Kang Dedi Mulyadi adalah simbol transformasi komunikasi politik di era digital. Julukan “Gubernur Konten” mencerminkan kinerjanya dalam memanfaatkan media sosial sebagai sarana alat kepemimpinan yang interaktif dan empatik.
Dengan pendekatan yang humanis, naratif, dan berbasis budaya, KDM berhasil membangun kedekatan emosional dengan rakyat serta membentuk citra pemimpin yang relevan dengan zaman. Ia menunjukkan bahwa dalam dunia yang serba digital, kepemimpinan tidak lagi hanya tentang jabatan, tetapi juga tentang keterhubungan dan kehadiran nyata melalui konten.
Komunikasi Dua Arah
Dalam perspektif komunikasi publik, komunikasi dua arah merupakan prinsip penting dalam kepemimpinan modern, terutama di era digital dan keterbukaan informasi seperti saat ini. Seorang pemimpin yang baik tidak hanya menyampaikan kebijakan, tetapi juga mampu mendengarkan dan merespons suara masyarakat. Dalam konteks kepemimpinan daerah, sosok Dedi Mulyadi—yang dikenal luas karena pendekatan humanis dan komunikatifnya—menjadi contoh nyata penerapan komunikasi dua arah yang mana pesan yang disampaikan KDM tidak hanya diterima, tetapi juga memicu respons, refleksi, dan diskusi aktif dari publik.

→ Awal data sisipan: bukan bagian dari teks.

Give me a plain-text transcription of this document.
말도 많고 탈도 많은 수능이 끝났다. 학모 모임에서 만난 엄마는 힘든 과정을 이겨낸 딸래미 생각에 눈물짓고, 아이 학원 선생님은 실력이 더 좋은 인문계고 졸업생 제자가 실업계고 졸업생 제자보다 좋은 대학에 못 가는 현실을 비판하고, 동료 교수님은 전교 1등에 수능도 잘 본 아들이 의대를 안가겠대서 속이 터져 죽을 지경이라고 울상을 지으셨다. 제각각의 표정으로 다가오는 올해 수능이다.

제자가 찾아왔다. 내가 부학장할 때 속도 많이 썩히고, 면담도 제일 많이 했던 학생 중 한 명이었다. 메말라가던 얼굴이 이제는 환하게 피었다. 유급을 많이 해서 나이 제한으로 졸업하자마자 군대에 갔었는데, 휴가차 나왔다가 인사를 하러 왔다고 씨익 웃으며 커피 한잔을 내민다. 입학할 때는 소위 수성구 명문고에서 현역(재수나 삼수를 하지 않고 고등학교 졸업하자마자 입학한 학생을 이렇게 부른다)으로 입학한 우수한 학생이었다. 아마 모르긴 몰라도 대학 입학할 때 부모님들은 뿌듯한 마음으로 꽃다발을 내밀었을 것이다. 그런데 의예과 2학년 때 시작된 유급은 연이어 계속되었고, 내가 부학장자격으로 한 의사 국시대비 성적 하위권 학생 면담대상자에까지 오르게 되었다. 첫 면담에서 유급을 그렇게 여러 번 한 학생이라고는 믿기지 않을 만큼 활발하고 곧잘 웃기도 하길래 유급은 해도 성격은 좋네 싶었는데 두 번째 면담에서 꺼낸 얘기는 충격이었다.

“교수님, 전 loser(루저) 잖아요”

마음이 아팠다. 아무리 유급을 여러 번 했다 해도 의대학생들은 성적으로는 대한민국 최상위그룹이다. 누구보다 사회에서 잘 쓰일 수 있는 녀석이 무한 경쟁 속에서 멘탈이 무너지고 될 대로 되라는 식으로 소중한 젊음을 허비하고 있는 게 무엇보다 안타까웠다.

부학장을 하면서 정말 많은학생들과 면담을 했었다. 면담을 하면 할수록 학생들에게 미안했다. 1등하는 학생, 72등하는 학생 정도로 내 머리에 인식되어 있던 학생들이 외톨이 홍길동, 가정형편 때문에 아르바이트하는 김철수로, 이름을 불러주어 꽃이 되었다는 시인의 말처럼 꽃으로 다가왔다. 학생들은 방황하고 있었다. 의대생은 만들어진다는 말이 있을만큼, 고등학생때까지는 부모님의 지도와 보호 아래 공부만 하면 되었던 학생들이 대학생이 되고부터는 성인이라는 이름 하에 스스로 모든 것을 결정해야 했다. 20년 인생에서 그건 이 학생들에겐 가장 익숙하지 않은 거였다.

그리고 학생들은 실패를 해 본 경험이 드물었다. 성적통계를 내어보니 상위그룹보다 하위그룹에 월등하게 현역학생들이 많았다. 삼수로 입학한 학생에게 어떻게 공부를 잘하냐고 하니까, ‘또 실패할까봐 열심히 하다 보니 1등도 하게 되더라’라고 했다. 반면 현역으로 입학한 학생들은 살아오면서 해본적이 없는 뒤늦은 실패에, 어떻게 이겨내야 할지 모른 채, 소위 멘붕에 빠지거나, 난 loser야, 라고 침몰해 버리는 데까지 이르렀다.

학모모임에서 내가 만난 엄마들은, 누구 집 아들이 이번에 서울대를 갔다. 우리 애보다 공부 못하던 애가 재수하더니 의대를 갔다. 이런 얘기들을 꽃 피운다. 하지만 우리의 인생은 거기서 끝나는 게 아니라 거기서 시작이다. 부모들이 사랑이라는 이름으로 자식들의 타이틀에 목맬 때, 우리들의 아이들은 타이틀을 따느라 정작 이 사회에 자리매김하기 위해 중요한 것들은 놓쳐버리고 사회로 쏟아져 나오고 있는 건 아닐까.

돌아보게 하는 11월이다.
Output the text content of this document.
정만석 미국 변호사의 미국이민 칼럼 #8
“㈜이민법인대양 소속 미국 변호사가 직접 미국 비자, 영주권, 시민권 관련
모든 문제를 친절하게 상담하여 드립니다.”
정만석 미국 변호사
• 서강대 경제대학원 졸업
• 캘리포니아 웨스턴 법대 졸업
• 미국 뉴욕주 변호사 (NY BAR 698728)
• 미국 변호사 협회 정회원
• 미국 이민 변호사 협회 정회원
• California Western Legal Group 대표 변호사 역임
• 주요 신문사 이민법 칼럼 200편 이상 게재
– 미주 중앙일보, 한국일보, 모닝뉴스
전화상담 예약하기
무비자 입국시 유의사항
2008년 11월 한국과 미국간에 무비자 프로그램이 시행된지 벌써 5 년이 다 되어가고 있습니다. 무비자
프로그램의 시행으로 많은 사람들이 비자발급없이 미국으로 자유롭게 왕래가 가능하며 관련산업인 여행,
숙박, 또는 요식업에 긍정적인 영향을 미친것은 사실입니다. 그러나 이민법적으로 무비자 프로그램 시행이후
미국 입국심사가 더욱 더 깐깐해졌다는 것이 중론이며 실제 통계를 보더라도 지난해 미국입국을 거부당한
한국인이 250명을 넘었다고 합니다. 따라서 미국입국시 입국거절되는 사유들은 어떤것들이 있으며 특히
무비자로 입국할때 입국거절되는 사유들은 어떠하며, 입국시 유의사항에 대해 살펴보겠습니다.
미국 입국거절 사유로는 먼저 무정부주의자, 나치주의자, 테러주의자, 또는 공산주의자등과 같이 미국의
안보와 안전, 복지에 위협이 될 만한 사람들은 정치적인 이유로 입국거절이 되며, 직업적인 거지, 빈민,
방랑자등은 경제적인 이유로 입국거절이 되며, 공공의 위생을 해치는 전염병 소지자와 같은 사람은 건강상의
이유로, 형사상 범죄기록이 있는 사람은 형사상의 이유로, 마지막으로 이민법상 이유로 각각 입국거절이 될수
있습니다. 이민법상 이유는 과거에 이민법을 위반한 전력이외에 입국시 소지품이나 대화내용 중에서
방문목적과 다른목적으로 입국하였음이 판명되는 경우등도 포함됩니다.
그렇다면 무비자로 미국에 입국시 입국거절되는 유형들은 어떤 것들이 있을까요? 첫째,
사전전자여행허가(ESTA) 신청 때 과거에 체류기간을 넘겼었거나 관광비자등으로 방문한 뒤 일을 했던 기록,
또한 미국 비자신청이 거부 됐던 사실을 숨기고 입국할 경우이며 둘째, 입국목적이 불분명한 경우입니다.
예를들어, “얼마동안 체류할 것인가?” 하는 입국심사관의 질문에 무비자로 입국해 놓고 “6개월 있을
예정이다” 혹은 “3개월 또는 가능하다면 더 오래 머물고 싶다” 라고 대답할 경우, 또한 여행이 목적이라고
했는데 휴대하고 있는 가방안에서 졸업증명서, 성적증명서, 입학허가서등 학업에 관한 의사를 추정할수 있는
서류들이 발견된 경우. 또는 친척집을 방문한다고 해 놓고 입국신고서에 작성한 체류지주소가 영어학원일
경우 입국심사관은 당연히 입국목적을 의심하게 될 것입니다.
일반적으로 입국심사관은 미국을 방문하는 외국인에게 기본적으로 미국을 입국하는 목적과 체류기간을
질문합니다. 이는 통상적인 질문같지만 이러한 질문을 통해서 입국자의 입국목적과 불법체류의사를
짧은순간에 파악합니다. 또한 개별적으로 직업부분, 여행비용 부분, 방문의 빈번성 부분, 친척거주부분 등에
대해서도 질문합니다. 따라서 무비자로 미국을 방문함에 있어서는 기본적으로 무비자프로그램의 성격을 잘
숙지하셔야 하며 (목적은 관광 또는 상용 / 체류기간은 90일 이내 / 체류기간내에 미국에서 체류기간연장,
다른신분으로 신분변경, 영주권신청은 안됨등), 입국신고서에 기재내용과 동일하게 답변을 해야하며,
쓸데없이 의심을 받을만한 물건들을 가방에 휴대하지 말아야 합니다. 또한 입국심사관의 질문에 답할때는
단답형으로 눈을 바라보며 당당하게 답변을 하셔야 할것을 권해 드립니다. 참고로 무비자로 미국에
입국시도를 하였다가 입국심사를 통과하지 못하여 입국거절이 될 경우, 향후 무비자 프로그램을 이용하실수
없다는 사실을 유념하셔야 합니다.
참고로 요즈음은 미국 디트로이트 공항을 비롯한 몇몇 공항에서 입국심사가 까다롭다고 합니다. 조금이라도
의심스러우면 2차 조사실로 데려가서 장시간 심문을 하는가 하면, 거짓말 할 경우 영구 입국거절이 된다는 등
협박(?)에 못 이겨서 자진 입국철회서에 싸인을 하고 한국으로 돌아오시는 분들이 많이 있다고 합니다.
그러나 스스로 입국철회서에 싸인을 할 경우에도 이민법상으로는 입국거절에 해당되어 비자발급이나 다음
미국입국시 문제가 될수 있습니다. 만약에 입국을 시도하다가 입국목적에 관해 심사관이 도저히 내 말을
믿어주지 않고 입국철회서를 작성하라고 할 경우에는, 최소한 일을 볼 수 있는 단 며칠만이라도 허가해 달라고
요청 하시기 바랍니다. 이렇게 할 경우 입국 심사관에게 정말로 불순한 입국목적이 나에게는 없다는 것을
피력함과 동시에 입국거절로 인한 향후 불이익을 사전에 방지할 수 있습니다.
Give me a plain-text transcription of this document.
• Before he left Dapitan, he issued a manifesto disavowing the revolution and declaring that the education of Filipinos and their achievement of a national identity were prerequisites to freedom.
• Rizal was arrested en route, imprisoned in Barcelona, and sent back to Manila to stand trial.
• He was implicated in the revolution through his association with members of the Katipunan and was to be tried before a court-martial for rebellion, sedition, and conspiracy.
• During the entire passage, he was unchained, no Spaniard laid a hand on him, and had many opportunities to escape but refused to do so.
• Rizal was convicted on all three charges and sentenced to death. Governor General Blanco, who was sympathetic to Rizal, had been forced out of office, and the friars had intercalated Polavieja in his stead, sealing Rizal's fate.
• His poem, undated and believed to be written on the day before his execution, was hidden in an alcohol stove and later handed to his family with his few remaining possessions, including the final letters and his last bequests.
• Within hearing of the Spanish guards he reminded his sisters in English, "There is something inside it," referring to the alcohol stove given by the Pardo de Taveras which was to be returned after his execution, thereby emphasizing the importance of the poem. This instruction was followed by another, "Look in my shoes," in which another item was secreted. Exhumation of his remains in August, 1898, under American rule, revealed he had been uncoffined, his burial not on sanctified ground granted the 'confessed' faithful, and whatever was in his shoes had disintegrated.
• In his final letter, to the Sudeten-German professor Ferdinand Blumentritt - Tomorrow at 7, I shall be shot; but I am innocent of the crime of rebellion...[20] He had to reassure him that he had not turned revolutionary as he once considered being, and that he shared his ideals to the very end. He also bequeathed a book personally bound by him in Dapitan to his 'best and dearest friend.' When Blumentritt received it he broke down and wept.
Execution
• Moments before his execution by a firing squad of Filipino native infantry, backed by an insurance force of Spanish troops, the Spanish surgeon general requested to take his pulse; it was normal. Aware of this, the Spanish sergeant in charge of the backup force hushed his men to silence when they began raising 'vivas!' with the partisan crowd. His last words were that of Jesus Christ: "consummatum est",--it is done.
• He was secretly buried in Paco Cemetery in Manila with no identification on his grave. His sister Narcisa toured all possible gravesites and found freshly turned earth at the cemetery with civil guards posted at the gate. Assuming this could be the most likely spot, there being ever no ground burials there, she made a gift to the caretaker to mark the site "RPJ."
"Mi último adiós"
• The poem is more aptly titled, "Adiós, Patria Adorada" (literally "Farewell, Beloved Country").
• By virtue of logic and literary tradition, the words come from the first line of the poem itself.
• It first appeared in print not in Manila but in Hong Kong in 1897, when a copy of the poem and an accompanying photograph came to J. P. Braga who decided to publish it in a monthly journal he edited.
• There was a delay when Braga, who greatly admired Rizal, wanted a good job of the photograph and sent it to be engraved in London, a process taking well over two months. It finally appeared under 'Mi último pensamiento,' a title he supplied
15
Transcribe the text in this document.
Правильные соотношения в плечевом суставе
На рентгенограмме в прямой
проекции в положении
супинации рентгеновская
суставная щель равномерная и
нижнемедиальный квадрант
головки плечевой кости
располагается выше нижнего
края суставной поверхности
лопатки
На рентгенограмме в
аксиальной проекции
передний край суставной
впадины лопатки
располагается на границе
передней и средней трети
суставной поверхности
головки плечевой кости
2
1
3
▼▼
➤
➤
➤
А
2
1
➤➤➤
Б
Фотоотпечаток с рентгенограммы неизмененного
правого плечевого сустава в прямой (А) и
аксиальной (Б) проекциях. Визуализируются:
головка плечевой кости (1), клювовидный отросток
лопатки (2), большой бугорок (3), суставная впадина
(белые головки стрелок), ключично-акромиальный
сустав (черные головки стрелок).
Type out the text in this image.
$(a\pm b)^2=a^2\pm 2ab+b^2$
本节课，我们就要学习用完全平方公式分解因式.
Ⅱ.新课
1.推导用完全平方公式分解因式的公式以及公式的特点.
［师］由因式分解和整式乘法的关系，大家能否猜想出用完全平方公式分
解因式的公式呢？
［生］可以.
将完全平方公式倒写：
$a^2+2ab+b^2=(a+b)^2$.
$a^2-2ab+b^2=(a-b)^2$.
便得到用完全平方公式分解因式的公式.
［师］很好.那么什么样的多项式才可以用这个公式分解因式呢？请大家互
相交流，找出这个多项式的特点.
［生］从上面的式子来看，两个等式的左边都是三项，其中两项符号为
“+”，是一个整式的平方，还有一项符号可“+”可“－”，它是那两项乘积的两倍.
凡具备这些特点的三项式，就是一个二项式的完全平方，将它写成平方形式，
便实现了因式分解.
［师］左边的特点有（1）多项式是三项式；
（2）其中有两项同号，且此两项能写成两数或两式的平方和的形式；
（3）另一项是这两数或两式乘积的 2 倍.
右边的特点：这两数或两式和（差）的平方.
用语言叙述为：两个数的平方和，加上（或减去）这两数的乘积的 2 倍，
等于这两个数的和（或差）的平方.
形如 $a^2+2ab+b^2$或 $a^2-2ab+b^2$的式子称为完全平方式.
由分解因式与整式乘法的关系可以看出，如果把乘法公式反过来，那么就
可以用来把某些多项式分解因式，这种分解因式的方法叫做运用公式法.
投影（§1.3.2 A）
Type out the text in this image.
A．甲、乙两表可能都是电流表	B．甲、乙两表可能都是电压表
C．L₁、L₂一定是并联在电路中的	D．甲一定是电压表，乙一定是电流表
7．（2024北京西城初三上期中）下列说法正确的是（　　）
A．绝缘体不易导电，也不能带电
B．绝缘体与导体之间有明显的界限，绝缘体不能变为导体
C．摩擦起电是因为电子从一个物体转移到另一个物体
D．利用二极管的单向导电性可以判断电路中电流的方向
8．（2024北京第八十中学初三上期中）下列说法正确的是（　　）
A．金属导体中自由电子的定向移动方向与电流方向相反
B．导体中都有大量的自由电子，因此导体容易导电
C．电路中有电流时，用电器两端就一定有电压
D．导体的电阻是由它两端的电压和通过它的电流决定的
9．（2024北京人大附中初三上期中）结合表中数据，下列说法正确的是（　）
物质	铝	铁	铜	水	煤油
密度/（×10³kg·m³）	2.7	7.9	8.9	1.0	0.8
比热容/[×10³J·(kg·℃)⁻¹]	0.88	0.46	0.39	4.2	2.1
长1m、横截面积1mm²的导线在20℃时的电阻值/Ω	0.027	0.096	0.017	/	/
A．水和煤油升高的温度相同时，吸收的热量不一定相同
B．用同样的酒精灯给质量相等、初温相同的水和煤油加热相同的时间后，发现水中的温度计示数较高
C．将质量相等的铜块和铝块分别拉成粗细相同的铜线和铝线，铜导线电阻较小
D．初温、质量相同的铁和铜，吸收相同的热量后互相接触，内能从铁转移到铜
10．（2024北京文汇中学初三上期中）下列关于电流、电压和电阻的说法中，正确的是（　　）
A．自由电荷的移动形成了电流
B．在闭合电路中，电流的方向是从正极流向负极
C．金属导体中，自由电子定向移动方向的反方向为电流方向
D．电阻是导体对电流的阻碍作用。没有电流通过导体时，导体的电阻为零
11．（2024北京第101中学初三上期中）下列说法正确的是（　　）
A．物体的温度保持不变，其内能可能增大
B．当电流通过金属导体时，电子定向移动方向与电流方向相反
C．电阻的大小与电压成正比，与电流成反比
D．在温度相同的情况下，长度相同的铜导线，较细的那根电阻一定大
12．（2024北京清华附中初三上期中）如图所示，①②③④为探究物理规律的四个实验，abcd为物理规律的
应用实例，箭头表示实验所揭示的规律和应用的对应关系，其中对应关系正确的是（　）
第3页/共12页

Sebagai Gubernur Jawa Barat Dedi Mulyadi membawa semangat kepemimpinan yang membumi. Ia tidak membatasi diri di balik meja birokrasi, melainkan aktif turun langsung ke lapangan. Melalui media sosial maupun kunjungan fisik, Dedi menjalin komunikasi intensif dengan warga, terutama dari kalangan bawah. Ia tidak hanya berbicara, tetapi juga mendengarkan secara aktif apa yang menjadi keluhan, harapan, dan kebutuhan rakyatnya.
Komunikasi dua arah yang diterapkan Dedi Mulyadi memperlihatkan beberapa karakteristik penting. Pertama, empati, yakni kemampuan memahami perasaan dan kondisi rakyat kecil. Kedua, transparansi, karena ia menyampaikan kebijakan dan tindakannya secara terbuka. Ketiga, respon cepat, yang terlihat dalam bagaimana ia segera mengambil tindakan saat menerima laporan atau keluhan dari masyarakat.
Dalam banyak kesempatan, seperti peninjauan langsung ke desa-desa, pasar tradisional, atau saat berdialog dengan wali kota bandung terkait masalah sampah dan merangkul anak jalanan, Dedi Mulyadi memperlihatkan gaya komunikasi yang setara. Ia tidak memosisikan diri sebagai pejabat tinggi yang sulit dijangkau, tetapi sebagai pelayan masyarakat. Gaya bicara yang santai, bercampur dengan bahasa Sunda, justru memperkuat ikatan emosional antara pemimpin dan rakyat.
Dari sudut pandang teori komunikasi, apa yang dilakukan Dedi Mulyadi dapat dikaitkan dengan model komunikasi interaksional, di mana feedback atau umpan balik dari komunikan (masyarakat) sangat menentukan arah komunikasi. Ia menempatkan masyarakat bukan hanya sebagai penerima informasi, tetapi sebagai mitra dialog dalam proses pembangunan daerah.
Secara keseluruhan, Dedi Mulyadi menunjukkan bahwa komunikasi dua arah bukan sekadar strategi politik, melainkan bagian dari nilai kepemimpinan yang etis dan inklusif. Jika praktik ini terus dikembangkan secara konsisten, maka akan terbentuk tata kelola pemerintahan yang responsif, akuntabel, dan dipercaya oleh masyarakat.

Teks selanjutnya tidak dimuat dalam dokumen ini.